Friday, October 27, 2006

I can push out the jive just fine, but I really have problems bringing in the love.

I'm taking a bit of a risk, blogging tonight. Not because I am currently hanging off a cliff with my left hand and typing with my right, but because the power has been off for about a total of three hours tonight and has gone off and come back on many, many times, and my computer is a delicate flower.

The first light I could find came from my phone - cordless, schmordless, I've had this phone (see-through with teen-girl-color insides) for years and will have it as long as it works. So I called my mom, and after forty minutes of talking to her from the dark, accepted this new lightless reality and went off in search of real light - flashlights, candles, lighters, whatever.

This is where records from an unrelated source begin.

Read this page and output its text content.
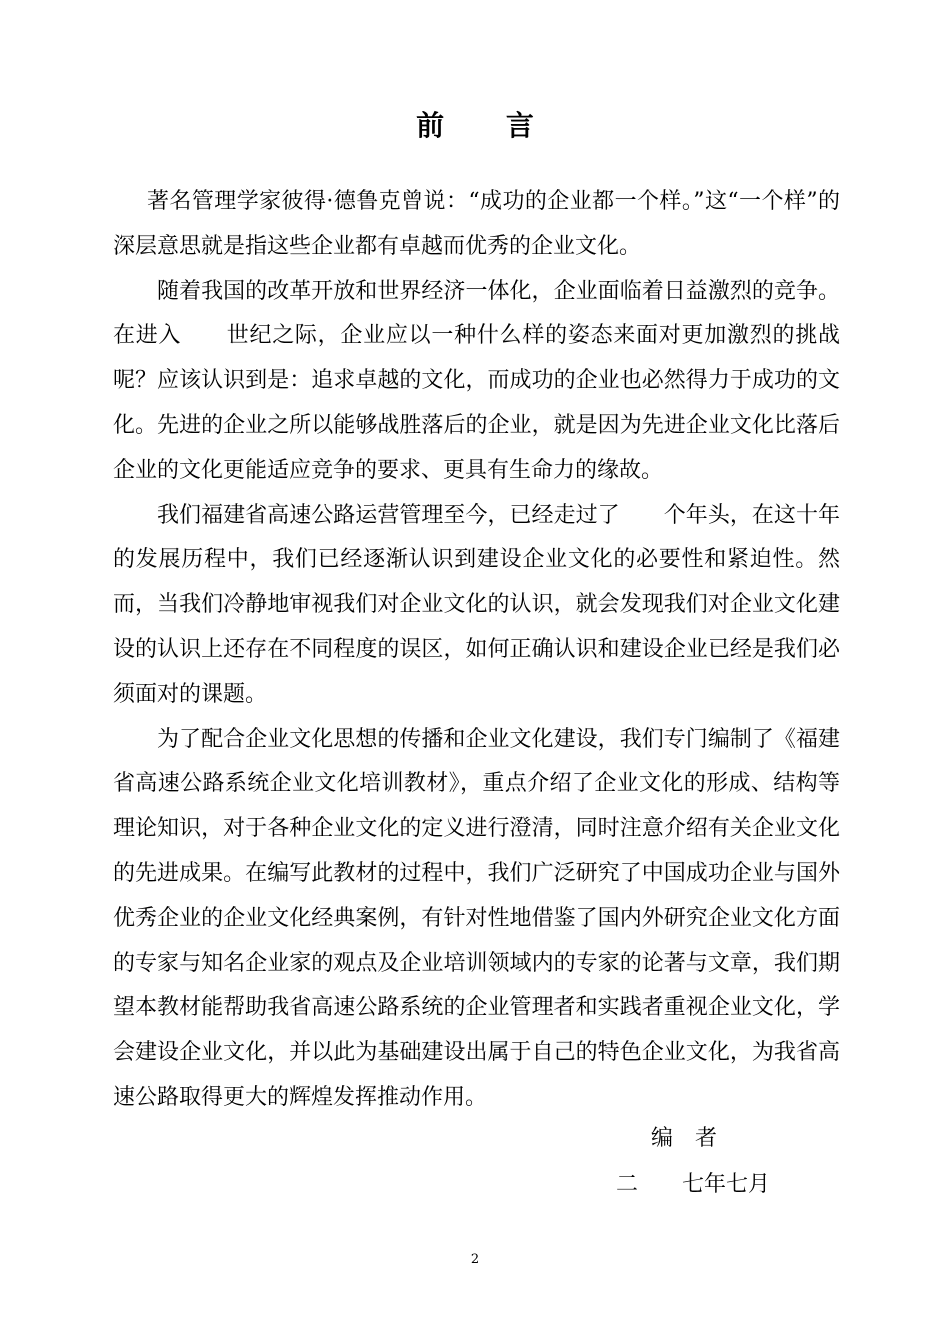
前 言

著名管理学家彼得·德鲁克曾说：“成功的企业都一个样。”这“一个样”的深层意思就是指这些企业都有卓越而优秀的企业文化。

随着我国的改革开放和世界经济一体化，企业面临着日益激烈的竞争。在进入　　世纪之际，企业应以一种什么样的姿态来面对更加激烈的挑战呢？应该认识到是：追求卓越的文化，而成功的企业也必然得力于成功的文化。先进的企业之所以能够战胜落后的企业，就是因为先进企业文化比落后企业的文化更能适应竞争的要求、更具有生命力的缘故。

我们福建省高速公路运营管理至今，已经走过了　　个年头，在这十年的发展历程中，我们已经逐渐认识到建设企业文化的必要性和紧迫性。然而，当我们冷静地审视我们对企业文化的认识，就会发现我们对企业文化建设的认识上还存在不同程度的误区，如何正确认识和建设企业已经是我们必须面对的课题。

为了配合企业文化思想的传播和企业文化建设，我们专门编制了《福建省高速公路系统企业文化培训教材》，重点介绍了企业文化的形成、结构等理论知识，对于各种企业文化的定义进行澄清，同时注意介绍有关企业文化的先进成果。在编写此教材的过程中，我们广泛研究了中国成功企业与国外优秀企业的企业文化经典案例，有针对性地借鉴了国内外研究企业文化方面的专家与知名企业家的观点及企业培训领域内的专家的论著与文章，我们期望本教材能帮助我省高速公路系统的企业管理者和实践者重视企业文化，学会建设企业文化，并以此为基础建设出属于自己的特色企业文化，为我省高速公路取得更大的辉煌发挥推动作用。

编者
二　　七年七月
2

I'm quite lucky to have the mother that I have -- she talked to me basically the whole time, taking my low-voiced "it's back on again. now it's off. on. off" interjections in stride. At one point, she said "Wow, I think I'm turning on every light in the house because I know it's dark for you" (this because I was keeping her thoroughly updated on the status of darkness). Nothing like gratuitous light-turning-on to make a person feel loved.

It's amazing to me that in middle America in the year 2006, I would be scrounging around in the dark looking for a way to make fire. This is not a complaint about the electric company's service -- in fact, it's probably telling that I had such a problem coming up with alternatives to electricity. It's more like, damn -- we see ourselves as so very advanced, and yet at any second you can be plunged back into the most basic world, sewing by candlelight.

But, 1806 conditions or not, the Halloween costume must go on.